By Cassie Baudouin
I promise, I will get to the books.
Is it hot in here, or has misogyny become everyone’s favorite hobby? Ayesha Curry recently posted a photo from Sweet July’s BODY feature where she posed nude, but nothing was shown, “Shins and shoulders, y’all,” she said in her caption. While the comments were sprinkled with people singing her praises, it was also drowning with 1950’s rhetoric from both men and women.
Actual comments included, “Steph, get your wife,” “I smell a DIVORCE!!!,” “I am sure the attention you wanted will occur now,” which… huh? “I don’t think Curry would like this,” “Did Curry greenlight this?” One more time, “Did Curry greenlight this,” “You belong to the Streets,” and thousands more of the same sentiment that I can’t get into because they make me itch.
Find something else to do — you must be tired by now. Many also quoted her own words from 2015 when she said something along the lines of “keeping the goods for my man,” after she saw someone leaving a Starbucks in only nipple pasties. Seems like a different situation, but I digress. It also seems like six years ago.
This is not too long after the internet came down the throat of half of music duo ChloexHalle, Chloe Bailey, for being “too sexy” on Instagram with ridiculously heinous comments, even though she’s probably worn equally or more revealing clothes and said more explicit things in her recent performances and received nothing but praise for all of them.

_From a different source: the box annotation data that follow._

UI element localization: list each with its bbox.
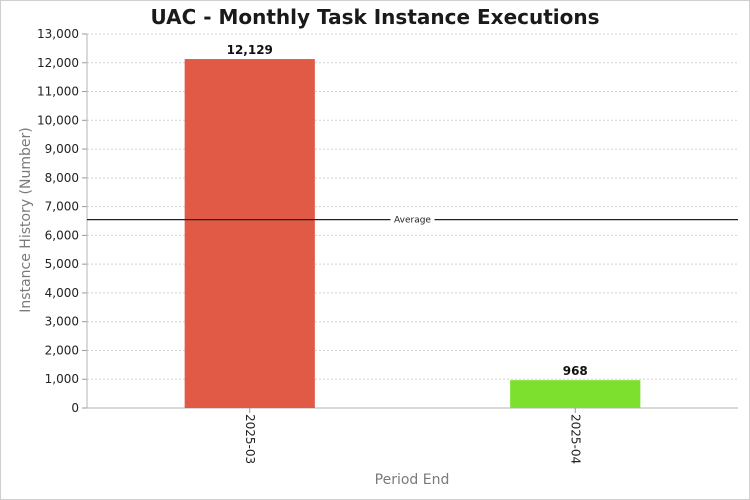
y-tick-label: 1,000 [45, 372, 79, 386]
average-label: Average [394, 216, 431, 226]
bars [184, 59, 641, 409]
x-tick-label: 2025-03 [243, 414, 257, 464]
data-labels: 12,129 968 [227, 43, 588, 378]
y-tick-label: 2,000 [45, 343, 79, 357]
y-axis-title: Instance History (Number) [18, 127, 34, 312]
y-tick-label: 3,000 [45, 315, 79, 329]
y-tick-label: 7,000 [45, 200, 79, 214]
average-label-bg [390, 214, 435, 225]
y-tick-label: 9,000 [45, 142, 79, 156]
y-tick-label: 11,000 [37, 85, 79, 99]
data-label-2025-04: 968 [563, 364, 588, 378]
y-tick-label: 13,000 [37, 27, 79, 41]
bar-2025-04 [510, 380, 641, 408]
bar-2025-03 [184, 59, 315, 409]
average-line-group: Average [87, 214, 738, 226]
y-tick-label: 4,000 [45, 286, 79, 300]
y-tick-label: 5,000 [45, 257, 79, 271]
y-tick-label: 8,000 [45, 171, 79, 185]
y-tick-label: 6,000 [45, 228, 79, 242]
chart-title: UAC - Monthly Task Instance Executions [150, 5, 600, 29]
x-axis-title: Period End [375, 472, 450, 488]
y-tick-label: 10,000 [37, 113, 79, 127]
y-tick-label: 0 [71, 401, 79, 415]
y-tick-label: 12,000 [37, 56, 79, 70]
y-tick-labels: 0 1,000 2,000 3,000 4,000 5,000 6,000 7,000 8,00… [37, 27, 79, 415]
data-label-2025-03: 12,129 [227, 43, 273, 57]
x-tick-label: 2025-04 [568, 414, 582, 464]
x-tick-labels: 2025-03 2025-04 [243, 414, 583, 464]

Is it because of quarantine? Is it because we’re coming up on a year in a Panera Bread? Is there truly nothing else to do but be a misogynist on the internet? Go pay your taxes. Literally do anything else.
These are actual grown, adult women with autonomy. Not Hester Prynne. The sexualization of black women specifically is not a new conversation. It’s an issue that goes back centuries, having roots in slavery, but that’s a discussion for another day. Our sexual liberation is often given to us, not freely grown into.
That’s why young black girls are treated like they’re older than their non-black counterparts, and adult black women have to defend themselves against comments like this all the time. You aren’t allowed to be sexual until I say you can. That sentiment, though not said out right, could be coming from anyone you can think of, including other black women. Especially the ones from older generations that were not as free as women are now.
And so today, I have some books for you. I couldn’t not do that. Books about Women, being autonomous Women, doing Womanly things, and telling Women’s stories, because we are actual people that exist, with our own individual experiences and journeys:
Their Eyes Were Watching God by Zora Neale Hurston
Janie Crawford is setting out to be her own person. A black woman in the 30’s, her quest for identity brings her through three marriages and back to her roots.
The Vagina Monologues by Eve Ensler
This classic play was first performed in 1996. A nontraditional book with sections dedicated to sexual consent, body image, sex work, reproduction, etc. Vastly intersectional for it’s time, Ensler’s work aimed to give a voice to women of many races, identities, and experiences.
The Color Purple by Alice Walker
Another deeply intersectional classic that broke the silence around domestic and sexual abuse when published in 1982. Walker richly portrays the lives of Black women in Georgia during the early 20th century through their pain, struggle, companionship, growth, resilience, and bravery.
Circe by Madeline Miller
Daughter of Helios and Perseis, Circe is an “other” from the day she’s born. She’s told she’s ugly, less than, and useless all her life. When she’s banished to Aiaia for being a “witch”, for being too powerful, more powerful than her father and brother, she goes on a journey to become the goddess that she is.
Three Women by Lisa Taddeo
Taddeo introduces three different women with an incredibly nuanced, complicated, and messy view of their desires, infatuations, and heartbreaks. It’s nonfiction told in a very “fiction” way that reminds us that we’re not all that different.
Sister Outsider by Audre Lorde
A collection of essays exploring difference according to sex, race, and economic status. Lorde also brings a black, queer, feminist perspective to the larger cultural conversation that has often lacked intersectionality.
She Would Be King by Wayétu Moore
A magical realistic retelling of Liberia’s formation. Gbessa is at the forefront of a tense relationship between African American settlers and indigenous tribes as a new nation forms around her and two others, and their gifts. Narrated by the spirit of the wind, saying of Gbessa, “If she was not a woman, she would be king.”
That’s all I got this week, folks. Happy reading! Wash your hands, wear your masks, lend a smile, and let women live.